In contemporary political life, this impulse often appears not as cruelty, but as moral certainty. It was laid bare when Hillary Clinton described half of Trump’s supporters as “a basket of deplorables” - “racist, sexist, homophobic, xenophobic, Islamophobic.” What mattered was not the accuracy of the charge, but its moral function: a large segment of the population was no longer mistaken or persuadable, but morally illegitimate. Once named in this way, they no longer required engagement. Coherence was restored. Transformation was abandoned.

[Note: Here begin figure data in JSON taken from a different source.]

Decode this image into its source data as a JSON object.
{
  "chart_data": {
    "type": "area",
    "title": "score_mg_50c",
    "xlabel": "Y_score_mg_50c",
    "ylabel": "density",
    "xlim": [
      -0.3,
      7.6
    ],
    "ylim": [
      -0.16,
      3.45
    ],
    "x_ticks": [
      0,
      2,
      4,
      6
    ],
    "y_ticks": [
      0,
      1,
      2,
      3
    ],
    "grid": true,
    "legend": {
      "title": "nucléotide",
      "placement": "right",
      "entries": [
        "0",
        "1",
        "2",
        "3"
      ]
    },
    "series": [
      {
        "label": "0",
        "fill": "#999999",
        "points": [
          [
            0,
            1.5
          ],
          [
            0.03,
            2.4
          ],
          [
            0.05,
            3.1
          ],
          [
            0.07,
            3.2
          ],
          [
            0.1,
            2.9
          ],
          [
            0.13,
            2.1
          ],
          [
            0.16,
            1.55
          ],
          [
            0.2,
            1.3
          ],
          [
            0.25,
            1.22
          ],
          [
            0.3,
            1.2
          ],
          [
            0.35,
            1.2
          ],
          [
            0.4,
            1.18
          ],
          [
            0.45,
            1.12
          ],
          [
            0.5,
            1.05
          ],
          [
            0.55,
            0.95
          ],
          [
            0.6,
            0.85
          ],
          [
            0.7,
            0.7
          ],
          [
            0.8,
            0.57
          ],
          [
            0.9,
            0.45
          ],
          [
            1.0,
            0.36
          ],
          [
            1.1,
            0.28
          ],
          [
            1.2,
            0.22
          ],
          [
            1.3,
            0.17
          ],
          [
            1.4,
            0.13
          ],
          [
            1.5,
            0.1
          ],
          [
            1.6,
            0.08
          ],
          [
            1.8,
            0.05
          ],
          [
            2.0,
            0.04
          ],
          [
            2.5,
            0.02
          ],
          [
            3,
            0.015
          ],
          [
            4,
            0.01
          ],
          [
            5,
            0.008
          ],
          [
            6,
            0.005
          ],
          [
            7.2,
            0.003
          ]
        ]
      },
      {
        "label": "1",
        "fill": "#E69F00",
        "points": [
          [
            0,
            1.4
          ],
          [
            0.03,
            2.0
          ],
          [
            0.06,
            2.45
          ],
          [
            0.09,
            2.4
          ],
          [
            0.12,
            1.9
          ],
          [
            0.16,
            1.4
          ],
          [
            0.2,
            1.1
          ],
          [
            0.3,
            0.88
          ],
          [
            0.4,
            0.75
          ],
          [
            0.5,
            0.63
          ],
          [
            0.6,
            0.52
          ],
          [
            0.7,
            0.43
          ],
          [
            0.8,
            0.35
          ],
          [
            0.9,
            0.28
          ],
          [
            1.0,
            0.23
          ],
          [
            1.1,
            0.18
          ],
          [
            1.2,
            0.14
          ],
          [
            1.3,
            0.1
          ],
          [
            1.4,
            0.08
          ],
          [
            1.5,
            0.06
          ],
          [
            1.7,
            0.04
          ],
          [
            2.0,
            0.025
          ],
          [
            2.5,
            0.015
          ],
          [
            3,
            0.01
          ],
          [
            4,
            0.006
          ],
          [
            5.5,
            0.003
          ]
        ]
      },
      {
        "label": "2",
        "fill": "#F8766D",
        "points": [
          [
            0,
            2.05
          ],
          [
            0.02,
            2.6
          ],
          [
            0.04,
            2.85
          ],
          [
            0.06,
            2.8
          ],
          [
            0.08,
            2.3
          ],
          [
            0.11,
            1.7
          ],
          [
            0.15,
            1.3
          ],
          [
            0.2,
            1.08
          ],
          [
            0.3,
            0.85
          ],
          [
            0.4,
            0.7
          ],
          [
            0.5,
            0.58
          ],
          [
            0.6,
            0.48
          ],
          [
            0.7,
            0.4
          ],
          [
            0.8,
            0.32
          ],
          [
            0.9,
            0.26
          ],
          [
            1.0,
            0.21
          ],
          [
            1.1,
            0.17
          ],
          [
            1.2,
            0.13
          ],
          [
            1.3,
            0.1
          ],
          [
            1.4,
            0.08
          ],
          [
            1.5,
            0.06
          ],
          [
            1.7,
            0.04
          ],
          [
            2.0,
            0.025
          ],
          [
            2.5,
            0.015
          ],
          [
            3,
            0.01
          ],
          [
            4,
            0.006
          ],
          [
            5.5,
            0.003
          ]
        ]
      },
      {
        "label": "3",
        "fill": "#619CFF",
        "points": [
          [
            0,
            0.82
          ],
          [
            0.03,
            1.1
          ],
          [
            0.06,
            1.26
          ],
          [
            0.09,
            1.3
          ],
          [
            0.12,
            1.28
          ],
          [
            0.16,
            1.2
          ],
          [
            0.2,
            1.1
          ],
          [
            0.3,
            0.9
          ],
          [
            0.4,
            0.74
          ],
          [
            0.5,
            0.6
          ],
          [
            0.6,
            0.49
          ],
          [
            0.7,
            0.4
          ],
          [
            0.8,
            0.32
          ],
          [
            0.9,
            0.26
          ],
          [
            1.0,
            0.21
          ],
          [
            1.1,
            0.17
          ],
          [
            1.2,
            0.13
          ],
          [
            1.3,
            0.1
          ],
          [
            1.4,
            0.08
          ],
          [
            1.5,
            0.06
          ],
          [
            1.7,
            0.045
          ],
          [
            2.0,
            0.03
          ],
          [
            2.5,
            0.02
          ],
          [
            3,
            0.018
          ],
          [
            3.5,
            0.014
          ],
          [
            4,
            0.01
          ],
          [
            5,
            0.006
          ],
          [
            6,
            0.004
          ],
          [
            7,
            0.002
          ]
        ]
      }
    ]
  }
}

What both Javert and Trump reveal, in different ways, is the loss of a shared moral grammar. Javert embodies law emptied of mercy. Trump embodies action severed from responsibility. One enforces without mercy. The other transgresses without restraint. Both flourish when the space for moral complexity collapses.

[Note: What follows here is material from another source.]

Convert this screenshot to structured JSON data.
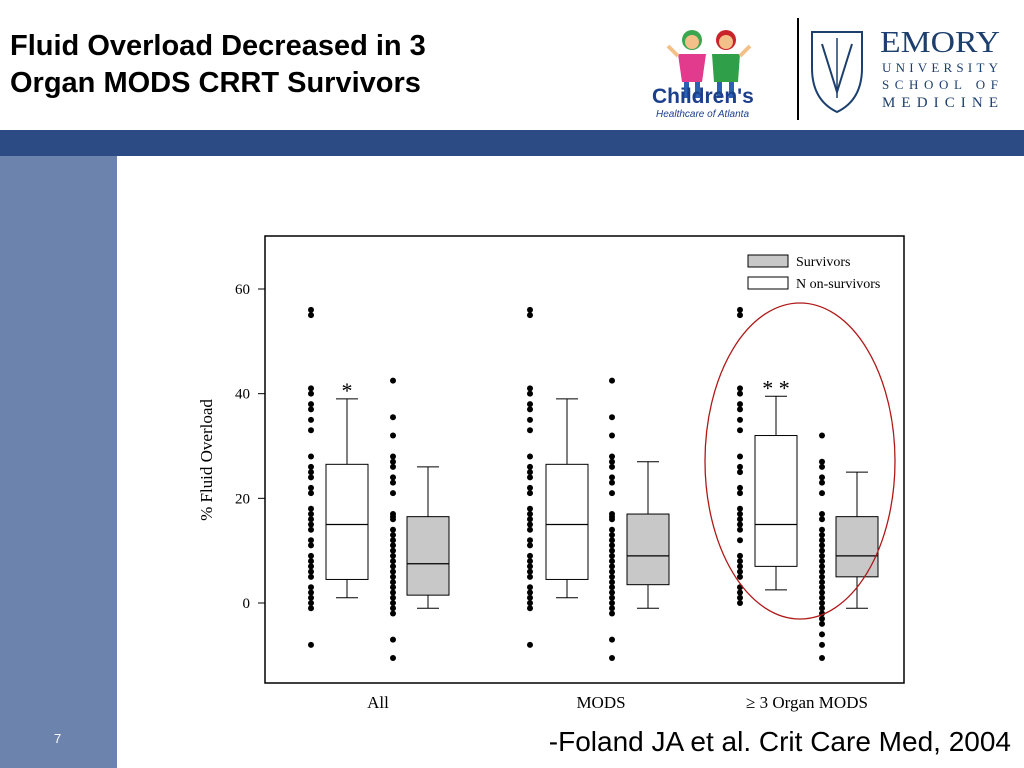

What is missing is a forgotten language that once saturated Western consciousness with restraint and mercy. In Les Misérables, this appears not as ideology, but enacted example. Valjean steals a bishop’s silverware, expecting punishment. Instead, the bishop calls it a gift and presses the candlesticks into his hands as well. Nothing is explained. Nothing is demanded. It is an act of grace. The power of the moment is that it interrupts the logic of deservedness, opening a moral horizon larger than the law.
Over time, this grammar of grace has been rejected from both sides. On the secular left, grace is dismissed as religious and archaic, its restraint caricatured as complicity. On the populist right, it is flattened into grievance and identity, stripped of its power to unsettle the self or call the powerful to account. In both cases, what is lost is the same: a way of taking the law seriously without treating it as complete.
In the Western tradition, this suppressed grammar of grace is articulated with particular clarity in the Gospel narratives, not as belief, but as enacted response. When pressed on whether it is lawful to pay taxes to Caesar, Jesus refuses the terms: “Render unto Caesar what is Caesar’s, and to God what is God’s.” Authority is acknowledged, but exposed as limited in matters of ultimate meaning.
This posture is made concrete in Jesus’s encounter with a Roman centurion, an officer of an occupying imperial force. Seeking healing for a gravely ill servant, the centurion appeals to authority and faith. Jesus does not condemn him, but publicly recognises his goodness: “not found anyone in Israel with such great faith.” Like Valjean’s mercy toward Javert, goodness is acknowledged within a compromised system.
Seen in this light, the polarised postures of the present moment appear as mirror images. On the right, the language of insurrection, purging elites, and storming institutions seeks renewal through force and humiliation. On the left, the tearing down of statues, the blockading of streets, and the moral demonisation of the past seek power through destruction. Both seek purification rather than transformation, imagining that purity comes through exclusion rather than the grace enacted in the Gospels and Les Misérables.
Therefore, Javert and Trump are not opposites but mutually reinforcing extremes. Javert represents the moral absolutism of the liberal order, unable to recognise goodness outside its categories. Trump represents the chaotic disruption that emerges when that order exhausts its authority.
Jean Valjean stands elsewhere. He inhabits the law without treating it as final, and resists injustice without seeking annihilation. The tragedy of Javert is that he cannot live in a world where such a position exists. He chooses coherence over life.
The danger for contemporary Western culture is similar. A moral order that cannot recognise goodness in those who oppose it will always drift toward destruction rather than transformation. If we cannot move closer to Valjean than to Javert, our institutions may also choose collapse over renewal, coherence over life.